One Small Way Government Communication Would Be Different From a Service Design Perspective

We all know those, often long and confusing, letters we get in the mail from a government agency. Now put yourself in the shoes of someone in a foreign country who lacks proficiency in the county’s main language because they are new. Those letters just got a whole lot worse. Navigating a government system in a language you are not good at is no easy task.

Let’s look at the situation: a government (I would assume) has people that speak/write the most popular languages in the world, your new country of residence knows your original country of residence, knowing your original country of residence allows assumptions as to what language you are fluent in and the system that prints these letters (I would assume) is computerized.

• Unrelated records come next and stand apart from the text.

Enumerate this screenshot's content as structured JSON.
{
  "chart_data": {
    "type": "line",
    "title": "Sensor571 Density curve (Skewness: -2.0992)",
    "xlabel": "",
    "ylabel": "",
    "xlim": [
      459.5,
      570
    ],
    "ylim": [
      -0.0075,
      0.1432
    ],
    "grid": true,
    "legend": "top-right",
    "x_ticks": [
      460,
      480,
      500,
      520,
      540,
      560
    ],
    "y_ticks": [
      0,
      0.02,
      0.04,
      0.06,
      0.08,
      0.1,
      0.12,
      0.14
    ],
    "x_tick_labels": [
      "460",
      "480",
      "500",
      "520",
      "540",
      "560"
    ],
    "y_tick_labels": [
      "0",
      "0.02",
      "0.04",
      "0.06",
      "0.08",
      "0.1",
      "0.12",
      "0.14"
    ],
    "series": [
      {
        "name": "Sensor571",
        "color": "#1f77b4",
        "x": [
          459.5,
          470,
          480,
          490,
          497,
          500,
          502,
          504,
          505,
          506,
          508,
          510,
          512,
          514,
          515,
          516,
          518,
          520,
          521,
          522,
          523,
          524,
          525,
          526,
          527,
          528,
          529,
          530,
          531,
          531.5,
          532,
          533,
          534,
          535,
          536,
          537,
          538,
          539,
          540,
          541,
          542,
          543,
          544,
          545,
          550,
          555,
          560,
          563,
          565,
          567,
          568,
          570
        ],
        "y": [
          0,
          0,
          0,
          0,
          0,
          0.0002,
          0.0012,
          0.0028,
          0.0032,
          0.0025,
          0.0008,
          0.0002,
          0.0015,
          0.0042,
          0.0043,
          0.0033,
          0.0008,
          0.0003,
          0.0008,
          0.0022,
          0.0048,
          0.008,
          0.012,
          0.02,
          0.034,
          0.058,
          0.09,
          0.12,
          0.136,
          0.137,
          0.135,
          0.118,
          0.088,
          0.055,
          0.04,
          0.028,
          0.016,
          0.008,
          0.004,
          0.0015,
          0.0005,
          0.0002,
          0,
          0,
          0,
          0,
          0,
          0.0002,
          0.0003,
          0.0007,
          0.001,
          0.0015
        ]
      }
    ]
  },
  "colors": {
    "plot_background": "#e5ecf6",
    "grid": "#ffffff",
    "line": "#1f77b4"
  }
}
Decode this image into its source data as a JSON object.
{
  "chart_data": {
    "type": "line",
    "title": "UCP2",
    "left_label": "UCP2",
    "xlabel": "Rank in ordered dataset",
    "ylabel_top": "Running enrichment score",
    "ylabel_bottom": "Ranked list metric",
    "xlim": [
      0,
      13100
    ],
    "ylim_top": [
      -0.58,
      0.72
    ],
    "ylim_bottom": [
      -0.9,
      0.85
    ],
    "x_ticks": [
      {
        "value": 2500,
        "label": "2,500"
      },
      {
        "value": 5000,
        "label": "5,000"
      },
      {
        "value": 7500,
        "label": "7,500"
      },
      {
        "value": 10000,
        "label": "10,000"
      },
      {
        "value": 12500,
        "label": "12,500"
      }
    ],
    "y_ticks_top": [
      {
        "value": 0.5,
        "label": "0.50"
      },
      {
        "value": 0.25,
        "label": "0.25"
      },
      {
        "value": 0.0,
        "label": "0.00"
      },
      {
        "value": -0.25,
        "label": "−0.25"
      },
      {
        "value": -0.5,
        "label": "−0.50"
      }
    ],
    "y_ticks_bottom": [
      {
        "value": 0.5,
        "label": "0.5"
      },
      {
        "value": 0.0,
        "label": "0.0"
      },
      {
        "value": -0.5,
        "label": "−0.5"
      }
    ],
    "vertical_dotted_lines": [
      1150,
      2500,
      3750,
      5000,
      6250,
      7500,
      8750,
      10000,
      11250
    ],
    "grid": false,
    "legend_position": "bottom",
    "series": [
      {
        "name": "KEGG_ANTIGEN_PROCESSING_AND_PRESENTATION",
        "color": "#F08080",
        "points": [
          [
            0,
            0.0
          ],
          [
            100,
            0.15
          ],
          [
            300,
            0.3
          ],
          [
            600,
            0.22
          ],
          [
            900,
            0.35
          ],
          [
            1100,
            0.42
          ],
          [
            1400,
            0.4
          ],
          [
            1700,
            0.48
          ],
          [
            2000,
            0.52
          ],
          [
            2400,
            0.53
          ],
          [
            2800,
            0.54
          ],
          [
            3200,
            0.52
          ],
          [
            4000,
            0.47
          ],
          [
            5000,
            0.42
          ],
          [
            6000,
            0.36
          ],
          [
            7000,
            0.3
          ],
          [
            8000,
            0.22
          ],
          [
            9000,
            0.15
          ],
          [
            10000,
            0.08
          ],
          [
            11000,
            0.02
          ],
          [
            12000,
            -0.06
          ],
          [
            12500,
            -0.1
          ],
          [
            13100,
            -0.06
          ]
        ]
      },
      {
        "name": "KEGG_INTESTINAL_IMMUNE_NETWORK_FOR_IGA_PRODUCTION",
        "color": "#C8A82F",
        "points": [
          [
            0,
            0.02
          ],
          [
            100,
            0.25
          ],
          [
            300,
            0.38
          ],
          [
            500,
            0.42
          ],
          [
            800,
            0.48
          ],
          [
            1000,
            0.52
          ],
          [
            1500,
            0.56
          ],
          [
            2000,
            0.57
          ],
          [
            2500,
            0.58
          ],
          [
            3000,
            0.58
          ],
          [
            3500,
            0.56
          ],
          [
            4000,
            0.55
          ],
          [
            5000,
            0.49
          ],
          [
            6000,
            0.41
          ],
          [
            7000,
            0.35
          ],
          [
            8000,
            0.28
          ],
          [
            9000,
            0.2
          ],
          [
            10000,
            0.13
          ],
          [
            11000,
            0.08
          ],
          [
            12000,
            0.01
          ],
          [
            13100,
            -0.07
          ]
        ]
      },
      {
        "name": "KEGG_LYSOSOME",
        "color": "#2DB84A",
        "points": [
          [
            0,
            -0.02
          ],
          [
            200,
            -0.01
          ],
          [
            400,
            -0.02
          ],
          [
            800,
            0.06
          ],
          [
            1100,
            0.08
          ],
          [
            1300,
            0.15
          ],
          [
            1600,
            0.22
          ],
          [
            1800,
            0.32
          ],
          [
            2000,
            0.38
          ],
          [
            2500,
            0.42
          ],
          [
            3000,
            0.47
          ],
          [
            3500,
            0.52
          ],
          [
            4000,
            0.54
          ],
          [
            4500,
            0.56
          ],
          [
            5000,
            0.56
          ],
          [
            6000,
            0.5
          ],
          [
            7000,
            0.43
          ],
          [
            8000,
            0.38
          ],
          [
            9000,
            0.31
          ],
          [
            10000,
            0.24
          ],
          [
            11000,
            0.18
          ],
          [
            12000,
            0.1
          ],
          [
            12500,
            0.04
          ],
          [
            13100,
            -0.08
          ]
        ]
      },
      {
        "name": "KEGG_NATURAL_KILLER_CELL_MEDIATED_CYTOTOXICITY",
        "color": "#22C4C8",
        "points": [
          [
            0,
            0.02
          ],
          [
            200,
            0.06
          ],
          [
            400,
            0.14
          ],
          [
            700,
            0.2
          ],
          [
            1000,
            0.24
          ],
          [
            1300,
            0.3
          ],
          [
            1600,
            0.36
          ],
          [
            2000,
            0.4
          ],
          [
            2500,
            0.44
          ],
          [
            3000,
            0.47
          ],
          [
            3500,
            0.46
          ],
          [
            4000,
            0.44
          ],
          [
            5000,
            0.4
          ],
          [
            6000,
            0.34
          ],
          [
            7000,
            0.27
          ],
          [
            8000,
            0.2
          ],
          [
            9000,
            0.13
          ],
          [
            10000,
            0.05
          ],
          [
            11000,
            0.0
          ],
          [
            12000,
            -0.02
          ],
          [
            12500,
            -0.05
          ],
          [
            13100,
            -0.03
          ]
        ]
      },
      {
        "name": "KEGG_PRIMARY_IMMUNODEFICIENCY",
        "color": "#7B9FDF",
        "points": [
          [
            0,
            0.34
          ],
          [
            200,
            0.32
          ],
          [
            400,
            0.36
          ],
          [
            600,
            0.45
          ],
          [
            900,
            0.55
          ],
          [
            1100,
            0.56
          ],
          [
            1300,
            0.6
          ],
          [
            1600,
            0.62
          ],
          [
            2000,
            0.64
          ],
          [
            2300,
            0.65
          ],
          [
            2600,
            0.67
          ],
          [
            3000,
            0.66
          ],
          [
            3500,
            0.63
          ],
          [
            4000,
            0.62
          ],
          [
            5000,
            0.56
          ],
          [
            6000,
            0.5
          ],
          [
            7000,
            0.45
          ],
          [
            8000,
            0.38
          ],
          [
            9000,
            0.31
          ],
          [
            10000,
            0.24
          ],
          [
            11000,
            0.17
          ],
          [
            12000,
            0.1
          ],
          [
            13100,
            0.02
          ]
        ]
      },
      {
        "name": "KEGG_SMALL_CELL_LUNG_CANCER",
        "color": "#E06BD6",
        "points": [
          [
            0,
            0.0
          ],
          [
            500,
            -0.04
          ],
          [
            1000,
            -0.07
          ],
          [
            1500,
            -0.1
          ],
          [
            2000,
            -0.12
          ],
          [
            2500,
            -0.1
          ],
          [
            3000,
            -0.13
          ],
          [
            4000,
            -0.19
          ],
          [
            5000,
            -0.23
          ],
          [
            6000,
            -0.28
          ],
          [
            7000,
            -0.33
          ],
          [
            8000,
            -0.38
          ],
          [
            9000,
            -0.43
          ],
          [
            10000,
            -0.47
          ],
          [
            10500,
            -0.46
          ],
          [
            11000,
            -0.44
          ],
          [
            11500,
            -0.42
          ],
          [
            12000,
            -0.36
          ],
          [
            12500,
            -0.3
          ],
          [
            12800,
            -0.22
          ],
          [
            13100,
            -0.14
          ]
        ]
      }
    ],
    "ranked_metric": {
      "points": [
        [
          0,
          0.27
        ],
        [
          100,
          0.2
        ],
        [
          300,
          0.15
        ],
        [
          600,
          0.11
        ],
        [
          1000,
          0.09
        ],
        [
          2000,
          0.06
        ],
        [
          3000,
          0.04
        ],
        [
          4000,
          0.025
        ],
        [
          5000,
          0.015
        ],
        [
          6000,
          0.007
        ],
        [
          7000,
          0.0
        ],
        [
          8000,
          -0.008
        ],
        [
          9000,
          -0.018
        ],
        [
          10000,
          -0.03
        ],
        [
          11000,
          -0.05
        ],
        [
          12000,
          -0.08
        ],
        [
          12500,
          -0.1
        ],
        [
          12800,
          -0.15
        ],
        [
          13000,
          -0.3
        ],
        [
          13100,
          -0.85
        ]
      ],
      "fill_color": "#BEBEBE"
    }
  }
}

When printing letters (or sending emails, etc.), the computer systems can do a simple check of the original country of residence and send communication in the reciever’s native language. For legal reasons there may need to be a link to the initial document in the initial language but now the reader actually knows what the document is about and can act on it.

This one simple change is from a service oriented mindset. Governments often act in a product oriented mindset where they build a system and stop, there is little attention paid to the people interacting with the system (ex. US online healthcare system fiasco). The service mindset focuses on the people interacting with the system – we would see many more things like receiving communication in your native language. In the private sector, this service orientation would give major competitive advantage and could be built into the brand/marketing.